Both the STEM conventions and the social science/humanities conventions are open to potentially serious abuse, usually caused by a senior author (who has control of the final submission of an article to journals) rearranging the name order so as to give themselves more credit or prominence than is merited. Sometimes senior authors do this because they genuinely and innocently over-value their own contribution, or have lost sight of how crucial was work actually done by other team members. Reputationally this is a poor course of action to embark on, however, and one that will reduce the efficacy of team-building in future.

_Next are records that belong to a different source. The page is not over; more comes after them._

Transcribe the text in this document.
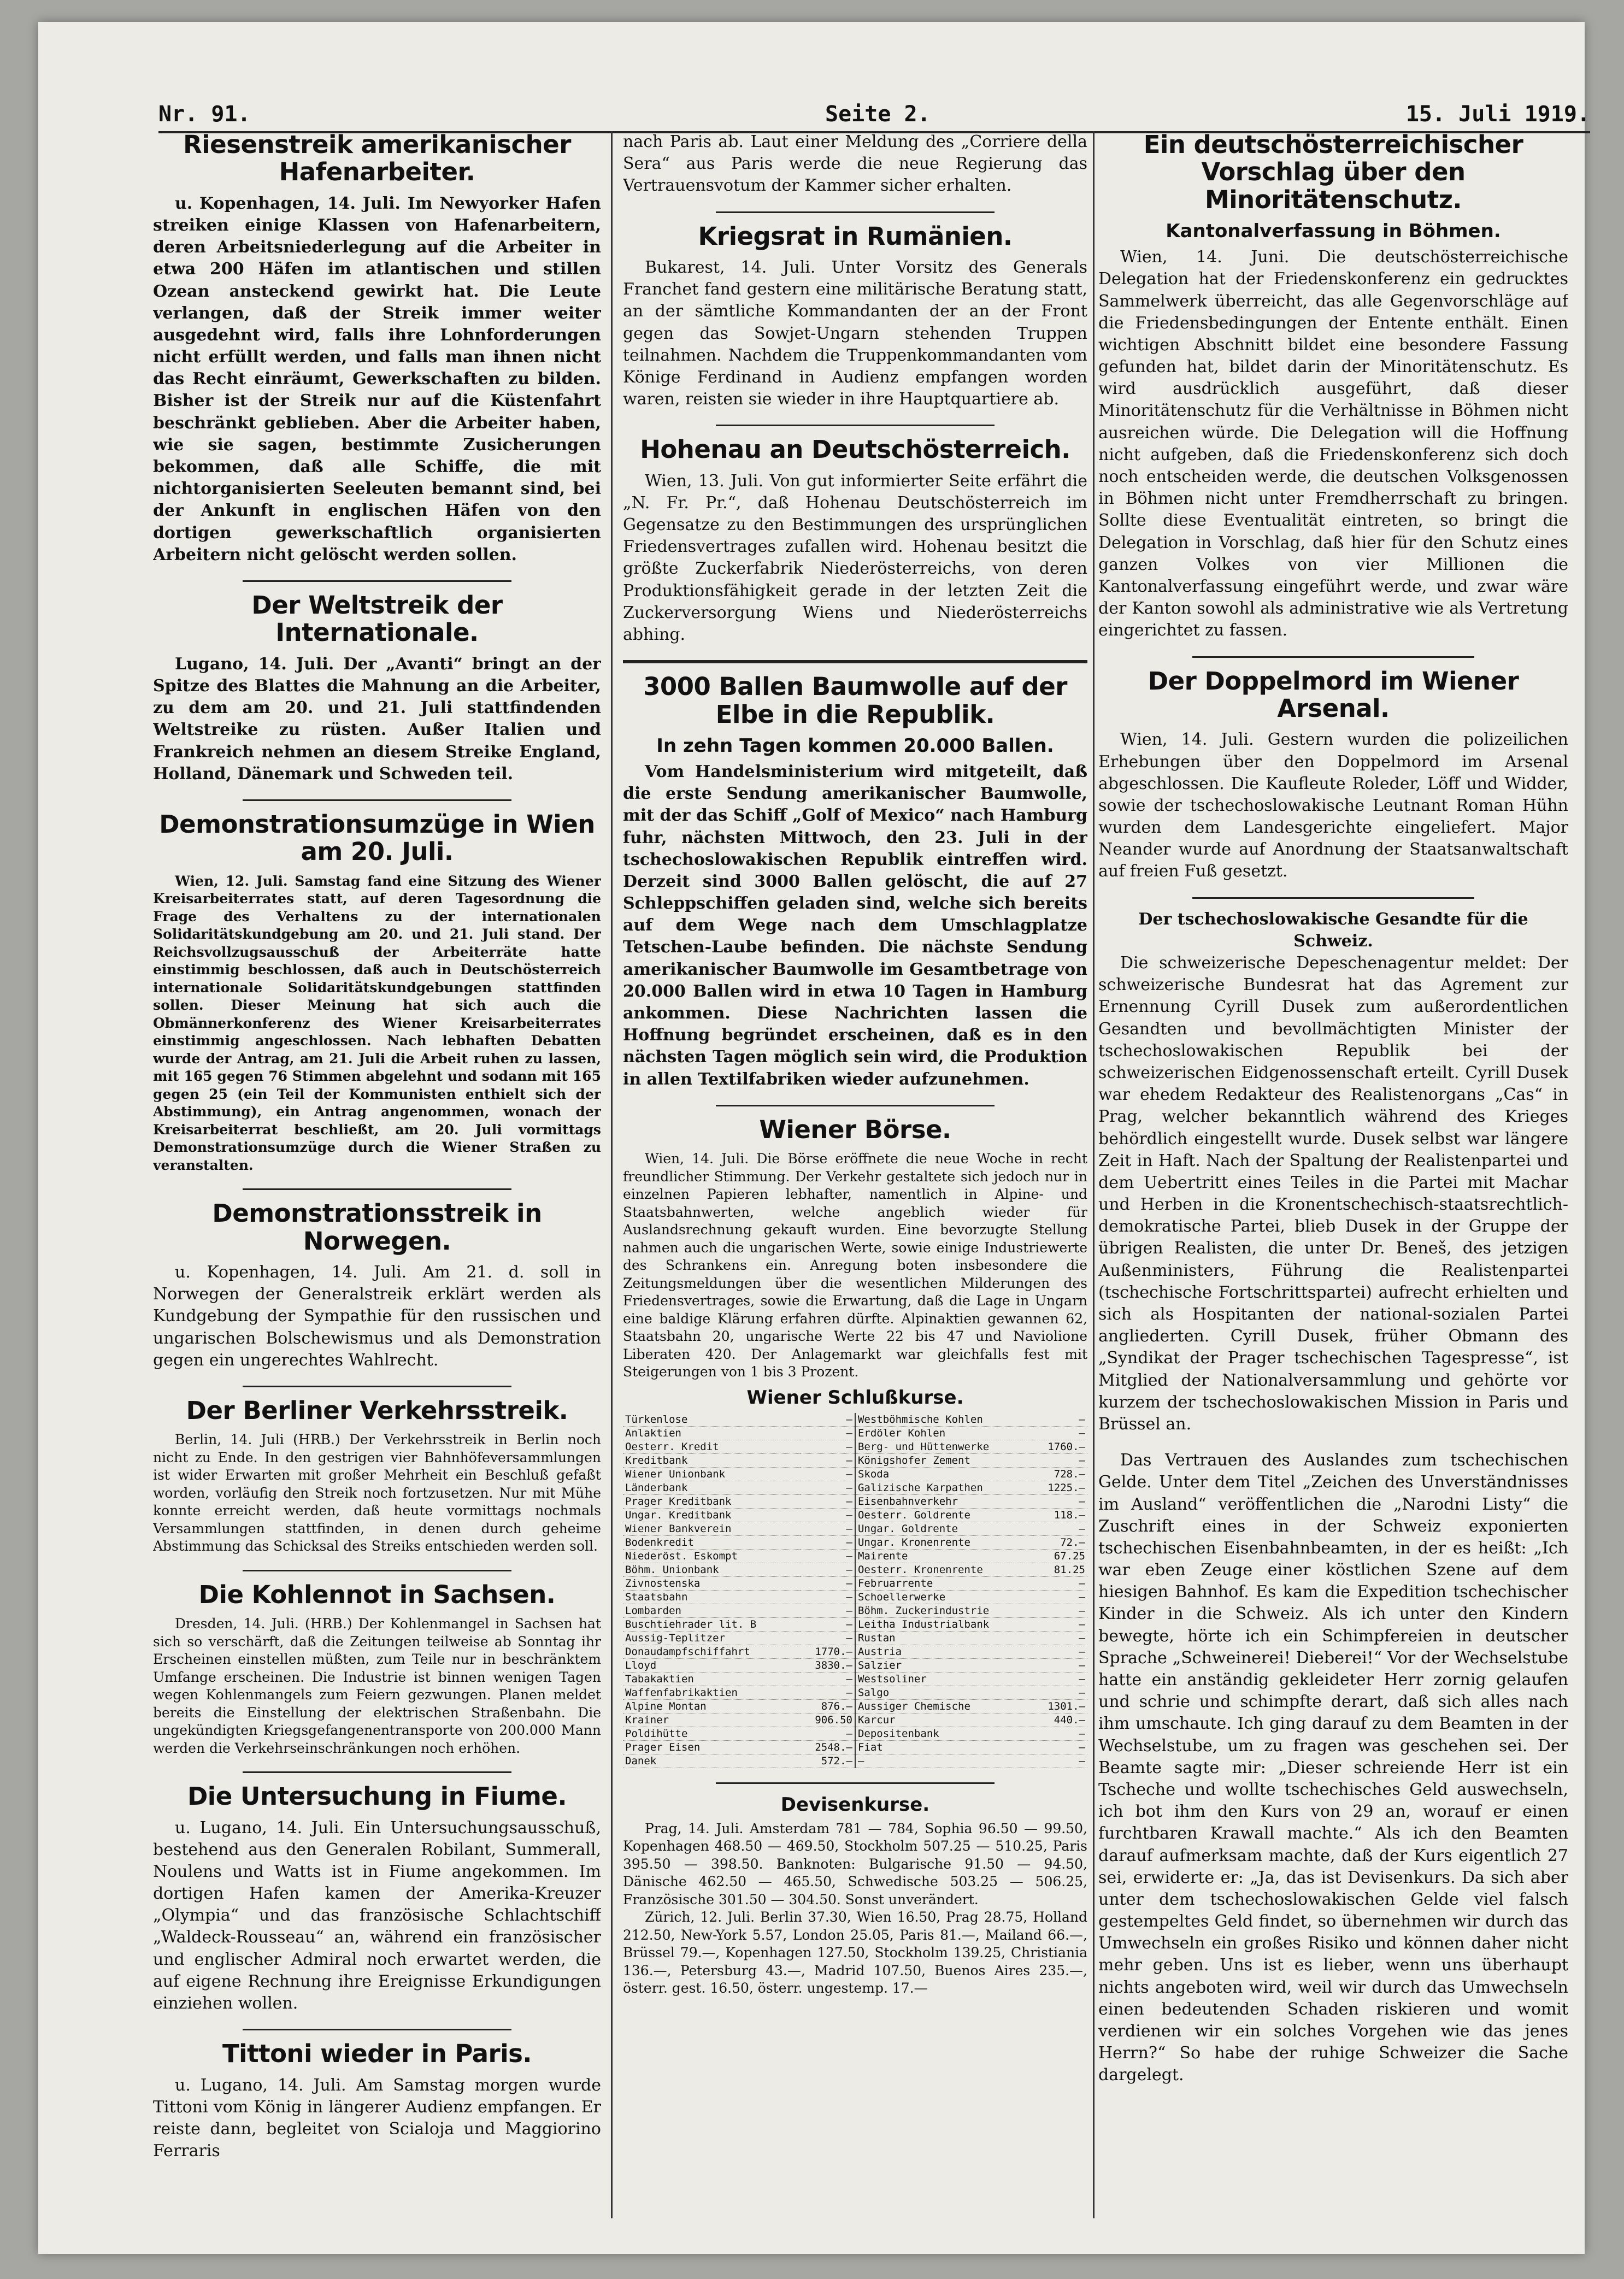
Nr. 91.	Seite 2.	15. Juli 1919.
Riesenstreik amerikanischer Hafenarbeiter.

u. Kopenhagen, 14. Juli. Im Newyorker Hafen streiken einige Klassen von Hafenarbeitern, deren Arbeitsniederlegung auf die Arbeiter in etwa 200 Häfen im atlantischen und stillen Ozean ansteckend gewirkt hat. Die Leute verlangen, daß der Streik immer weiter ausgedehnt wird, falls ihre Lohnforderungen nicht erfüllt werden, und falls man ihnen nicht das Recht einräumt, Gewerkschaften zu bilden. Bisher ist der Streik nur auf die Küstenfahrt beschränkt geblieben. Aber die Arbeiter haben, wie sie sagen, bestimmte Zusicherungen bekommen, daß alle Schiffe, die mit nichtorganisierten Seeleuten bemannt sind, bei der Ankunft in englischen Häfen von den dortigen gewerkschaftlich organisierten Arbeitern nicht gelöscht werden sollen.

Der Weltstreik der Internationale.

Lugano, 14. Juli. Der „Avanti“ bringt an der Spitze des Blattes die Mahnung an die Arbeiter, zu dem am 20. und 21. Juli stattfindenden Weltstreike zu rüsten. Außer Italien und Frankreich nehmen an diesem Streike England, Holland, Dänemark und Schweden teil.

Demonstrationsumzüge in Wien am 20. Juli.

Wien, 12. Juli. Samstag fand eine Sitzung des Wiener Kreisarbeiterrates statt, auf deren Tagesordnung die Frage des Verhaltens zu der internationalen Solidaritätskundgebung am 20. und 21. Juli stand. Der Reichsvollzugsausschuß der Arbeiterräte hatte einstimmig beschlossen, daß auch in Deutschösterreich internationale Solidaritätskundgebungen stattfinden sollen. Dieser Meinung hat sich auch die Obmännerkonferenz des Wiener Kreisarbeiterrates einstimmig angeschlossen. Nach lebhaften Debatten wurde der Antrag, am 21. Juli die Arbeit ruhen zu lassen, mit 165 gegen 76 Stimmen abgelehnt und sodann mit 165 gegen 25 (ein Teil der Kommunisten enthielt sich der Abstimmung), ein Antrag angenommen, wonach der Kreisarbeiterrat beschließt, am 20. Juli vormittags Demonstrationsumzüge durch die Wiener Straßen zu veranstalten.

Demonstrationsstreik in Norwegen.

u. Kopenhagen, 14. Juli. Am 21. d. soll in Norwegen der Generalstreik erklärt werden als Kundgebung der Sympathie für den russischen und ungarischen Bolschewismus und als Demonstration gegen ein ungerechtes Wahlrecht.

Der Berliner Verkehrsstreik.

Berlin, 14. Juli (HRB.) Der Verkehrsstreik in Berlin noch nicht zu Ende. In den gestrigen vier Bahnhöfeversammlungen ist wider Erwarten mit großer Mehrheit ein Beschluß gefaßt worden, vorläufig den Streik noch fortzusetzen. Nur mit Mühe konnte erreicht werden, daß heute vormittags nochmals Versammlungen stattfinden, in denen durch geheime Abstimmung das Schicksal des Streiks entschieden werden soll.

Die Kohlennot in Sachsen.

Dresden, 14. Juli. (HRB.) Der Kohlenmangel in Sachsen hat sich so verschärft, daß die Zeitungen teilweise ab Sonntag ihr Erscheinen einstellen müßten, zum Teile nur in beschränktem Umfange erscheinen. Die Industrie ist binnen wenigen Tagen wegen Kohlenmangels zum Feiern gezwungen. Planen meldet bereits die Einstellung der elektrischen Straßenbahn. Die ungekündigten Kriegsgefangenentransporte von 200.000 Mann werden die Verkehrseinschränkungen noch erhöhen.

Die Untersuchung in Fiume.

u. Lugano, 14. Juli. Ein Untersuchungsausschuß, bestehend aus den Generalen Robilant, Summerall, Noulens und Watts ist in Fiume angekommen. Im dortigen Hafen kamen der Amerika-Kreuzer „Olympia“ und das französische Schlachtschiff „Waldeck-Rousseau“ an, während ein französischer und englischer Admiral noch erwartet werden, die auf eigene Rechnung ihre Ereignisse Erkundigungen einziehen wollen.

Tittoni wieder in Paris.

u. Lugano, 14. Juli. Am Samstag morgen wurde Tittoni vom König in längerer Audienz empfangen. Er reiste dann, begleitet von Scialoja und Maggiorino Ferraris

nach Paris ab. Laut einer Meldung des „Corriere della Sera“ aus Paris werde die neue Regierung das Vertrauensvotum der Kammer sicher erhalten.

Kriegsrat in Rumänien.

Bukarest, 14. Juli. Unter Vorsitz des Generals Franchet fand gestern eine militärische Beratung statt, an der sämtliche Kommandanten der an der Front gegen das Sowjet-Ungarn stehenden Truppen teilnahmen. Nachdem die Truppenkommandanten vom Könige Ferdinand in Audienz empfangen worden waren, reisten sie wieder in ihre Hauptquartiere ab.

Hohenau an Deutschösterreich.

Wien, 13. Juli. Von gut informierter Seite erfährt die „N. Fr. Pr.“, daß Hohenau Deutschösterreich im Gegensatze zu den Bestimmungen des ursprünglichen Friedensvertrages zufallen wird. Hohenau besitzt die größte Zuckerfabrik Niederösterreichs, von deren Produktionsfähigkeit gerade in der letzten Zeit die Zuckerversorgung Wiens und Niederösterreichs abhing.

3000 Ballen Baumwolle auf der Elbe in die Republik.
In zehn Tagen kommen 20.000 Ballen.

Vom Handelsministerium wird mitgeteilt, daß die erste Sendung amerikanischer Baumwolle, mit der das Schiff „Golf of Mexico“ nach Hamburg fuhr, nächsten Mittwoch, den 23. Juli in der tschechoslowakischen Republik eintreffen wird. Derzeit sind 3000 Ballen gelöscht, die auf 27 Schleppschiffen geladen sind, welche sich bereits auf dem Wege nach dem Umschlagplatze Tetschen-Laube befinden. Die nächste Sendung amerikanischer Baumwolle im Gesamtbetrage von 20.000 Ballen wird in etwa 10 Tagen in Hamburg ankommen. Diese Nachrichten lassen die Hoffnung begründet erscheinen, daß es in den nächsten Tagen möglich sein wird, die Produktion in allen Textilfabriken wieder aufzunehmen.

Wiener Börse.

Wien, 14. Juli. Die Börse eröffnete die neue Woche in recht freundlicher Stimmung. Der Verkehr gestaltete sich jedoch nur in einzelnen Papieren lebhafter, namentlich in Alpine- und Staatsbahnwerten, welche angeblich wieder für Auslandsrechnung gekauft wurden. Eine bevorzugte Stellung nahmen auch die ungarischen Werte, sowie einige Industriewerte des Schrankens ein. Anregung boten insbesondere die Zeitungsmeldungen über die wesentlichen Milderungen des Friedensvertrages, sowie die Erwartung, daß die Lage in Ungarn eine baldige Klärung erfahren dürfte. Alpinaktien gewannen 62, Staatsbahn 20, ungarische Werte 22 bis 47 und Naviolione Liberaten 420. Der Anlagemarkt war gleichfalls fest mit Steigerungen von 1 bis 3 Prozent.

Wiener Schlußkurse.
Türkenlose	—	Westböhmische Kohlen	—
Anlaktien	—	Erdöler Kohlen	—
Oesterr. Kredit	—	Berg- und Hüttenwerke	1760.—
Kreditbank	—	Königshofer Zement	—
Wiener Unionbank	—	Skoda	728.—
Länderbank	—	Galizische Karpathen	1225.—
Prager Kreditbank	—	Eisenbahnverkehr	—
Ungar. Kreditbank	—	Oesterr. Goldrente	118.—
Wiener Bankverein	—	Ungar. Goldrente	—
Bodenkredit	—	Ungar. Kronenrente	72.—
Niederöst. Eskompt	—	Mairente	67.25
Böhm. Unionbank	—	Oesterr. Kronenrente	81.25
Zivnostenska	—	Februarrente	—
Staatsbahn	—	Schoellerwerke	—
Lombarden	—	Böhm. Zuckerindustrie	—
Buschtiehrader lit. B	—	Leitha Industrialbank	—
Aussig-Teplitzer	—	Rustan	—
Donaudampfschiffahrt	1770.—	Austria	—
Lloyd	3830.—	Salzier	—
Tabakaktien	—	Westsoliner	—
Waffenfabrikaktien	—	Salgo	—
Alpine Montan	876.—	Aussiger Chemische	1301.—
Krainer	906.50	Karcur	440.—
Poldihütte	—	Depositenbank	—
Prager Eisen	2548.—	Fiat	—
Danek	572.—	—	—
Devisenkurse.

Prag, 14. Juli. Amsterdam 781 — 784, Sophia 96.50 — 99.50, Kopenhagen 468.50 — 469.50, Stockholm 507.25 — 510.25, Paris 395.50 — 398.50. Banknoten: Bulgarische 91.50 — 94.50, Dänische 462.50 — 465.50, Schwedische 503.25 — 506.25, Französische 301.50 — 304.50. Sonst unverändert.

Zürich, 12. Juli. Berlin 37.30, Wien 16.50, Prag 28.75, Holland 212.50, New-York 5.57, London 25.05, Paris 81.—, Mailand 66.—, Brüssel 79.—, Kopenhagen 127.50, Stockholm 139.25, Christiania 136.—, Petersburg 43.—, Madrid 107.50, Buenos Aires 235.—, österr. gest. 16.50, österr. ungestemp. 17.—

Ein deutschösterreichischer Vorschlag über den Minoritätenschutz.
Kantonalverfassung in Böhmen.

Wien, 14. Juni. Die deutschösterreichische Delegation hat der Friedenskonferenz ein gedrucktes Sammelwerk überreicht, das alle Gegenvorschläge auf die Friedensbedingungen der Entente enthält. Einen wichtigen Abschnitt bildet eine besondere Fassung gefunden hat, bildet darin der Minoritätenschutz. Es wird ausdrücklich ausgeführt, daß dieser Minoritätenschutz für die Verhältnisse in Böhmen nicht ausreichen würde. Die Delegation will die Hoffnung nicht aufgeben, daß die Friedenskonferenz sich doch noch entscheiden werde, die deutschen Volksgenossen in Böhmen nicht unter Fremdherrschaft zu bringen. Sollte diese Eventualität eintreten, so bringt die Delegation in Vorschlag, daß hier für den Schutz eines ganzen Volkes von vier Millionen die Kantonalverfassung eingeführt werde, und zwar wäre der Kanton sowohl als administrative wie als Vertretung eingerichtet zu fassen.

Der Doppelmord im Wiener Arsenal.

Wien, 14. Juli. Gestern wurden die polizeilichen Erhebungen über den Doppelmord im Arsenal abgeschlossen. Die Kaufleute Roleder, Löff und Widder, sowie der tschechoslowakische Leutnant Roman Hühn wurden dem Landesgerichte eingeliefert. Major Neander wurde auf Anordnung der Staatsanwaltschaft auf freien Fuß gesetzt.

Der tschechoslowakische Gesandte für die Schweiz.

Die schweizerische Depeschenagentur meldet: Der schweizerische Bundesrat hat das Agrement zur Ernennung Cyrill Dusek zum außerordentlichen Gesandten und bevollmächtigten Minister der tschechoslowakischen Republik bei der schweizerischen Eidgenossenschaft erteilt. Cyrill Dusek war ehedem Redakteur des Realistenorgans „Cas“ in Prag, welcher bekanntlich während des Krieges behördlich eingestellt wurde. Dusek selbst war längere Zeit in Haft. Nach der Spaltung der Realistenpartei und dem Uebertritt eines Teiles in die Partei mit Machar und Herben in die Kronentschechisch-staatsrechtlich-demokratische Partei, blieb Dusek in der Gruppe der übrigen Realisten, die unter Dr. Beneš, des jetzigen Außenministers, Führung die Realistenpartei (tschechische Fortschrittspartei) aufrecht erhielten und sich als Hospitanten der national-sozialen Partei angliederten. Cyrill Dusek, früher Obmann des „Syndikat der Prager tschechischen Tagespresse“, ist Mitglied der Nationalversammlung und gehörte vor kurzem der tschechoslowakischen Mission in Paris und Brüssel an.

Das Vertrauen des Auslandes zum tschechischen Gelde. Unter dem Titel „Zeichen des Unverständnisses im Ausland“ veröffentlichen die „Narodni Listy“ die Zuschrift eines in der Schweiz exponierten tschechischen Eisenbahnbeamten, in der es heißt: „Ich war eben Zeuge einer köstlichen Szene auf dem hiesigen Bahnhof. Es kam die Expedition tschechischer Kinder in die Schweiz. Als ich unter den Kindern bewegte, hörte ich ein Schimpfereien in deutscher Sprache „Schweinerei! Dieberei!“ Vor der Wechselstube hatte ein anständig gekleideter Herr zornig gelaufen und schrie und schimpfte derart, daß sich alles nach ihm umschaute. Ich ging darauf zu dem Beamten in der Wechselstube, um zu fragen was geschehen sei. Der Beamte sagte mir: „Dieser schreiende Herr ist ein Tscheche und wollte tschechisches Geld auswechseln, ich bot ihm den Kurs von 29 an, worauf er einen furchtbaren Krawall machte.“ Als ich den Beamten darauf aufmerksam machte, daß der Kurs eigentlich 27 sei, erwiderte er: „Ja, das ist Devisenkurs. Da sich aber unter dem tschechoslowakischen Gelde viel falsch gestempeltes Geld findet, so übernehmen wir durch das Umwechseln ein großes Risiko und können daher nicht mehr geben. Uns ist es lieber, wenn uns überhaupt nichts angeboten wird, weil wir durch das Umwechseln einen bedeutenden Schaden riskieren und womit verdienen wir ein solches Vorgehen wie das jenes Herrn?“ So habe der ruhige Schweizer die Sache dargelegt.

There are other sources of strain in the author-crediting system, however, that are worth briefly enumerating, since they may cumulate in further changes in the near future in how conventions apply:

  • The ability of some citations and indexing systems to find and attribute items to author names that are not first or second on the author lists is quite problematic.  ISI, for instance, only works excellently for first authors, OK for second authors, and poorly for third and subsequent contributing authors. (If you are an author low-down in the sequence, you may need to search additionally by title for papers where you have contributed). Harzing’s Publish or Perish (HPoP)/Google Scholar is generally better at finding lower-placed authors, but is not perfect, especially on books.
  • The increasing numbers of authors has caused science journals especially to be less willing to include long author lists in citations. Many will now only list the first x number (usually 5 to 10) names for multi-authored works in reference lists, where previously they would name them in full. For heads of labs in STEM disciplines, traditionally listed last, this new restrictiveness threatens to severely reduce their citations, which may lead to the emergence of a new convention, listing them second or third.
  • In medicine and life sciences journals external regulatory pressures have lead to increasing requirements that any senior investigator listed as an author has played a distinct role in drafting initially and in revising the paper, and is not there for window-dressing – especially important for drugs trials papers funded by ‘big pharma’ companies.
  • At the same time in medical areas the increasing requirements for multi-country drugs trials has tended to increase author numbers, and lead to a convention in some areas of only listing the most senior investigator per country, and not their research staffs as well.
  • Virtually all journals will abbreviate in-text references to the first author (sometimes first two or thee authors) plus et al.

In short, author naming conventions remain in flux in parts of the physical sciences, and even with fewer authors in the social sciences there are sources of strains. For instance, for publicity and contract simplification reasons, book publishers often only want to list one or two senior authors on a volume, and not whole teams as co-authors. So this is an area where researchers need to tread carefully. It is best to think ahead to how research will be billed at the time when team research efforts are first set up.


  1. Academics who wish to improve the citation rate of their journal articles should ensure that title names are informative and memorable, and that their abstracts contain key ‘bottom line’ or ‘take-away points’.
  2. Book authors should ensure that their titles and sub-titles are distinctive yet appear in general ‘Google Book’ searches around the given theme.
  3. There are a number of schools of thoughts regarding self-citations. In general academics should aim to ensure their own self-citation rate is in line with academics in the same discipline.
  4. Co-authored outputs tend to generate more citations due to networking effects between authors in a given research team or lab, especially if the co-authors come from different universities or countries.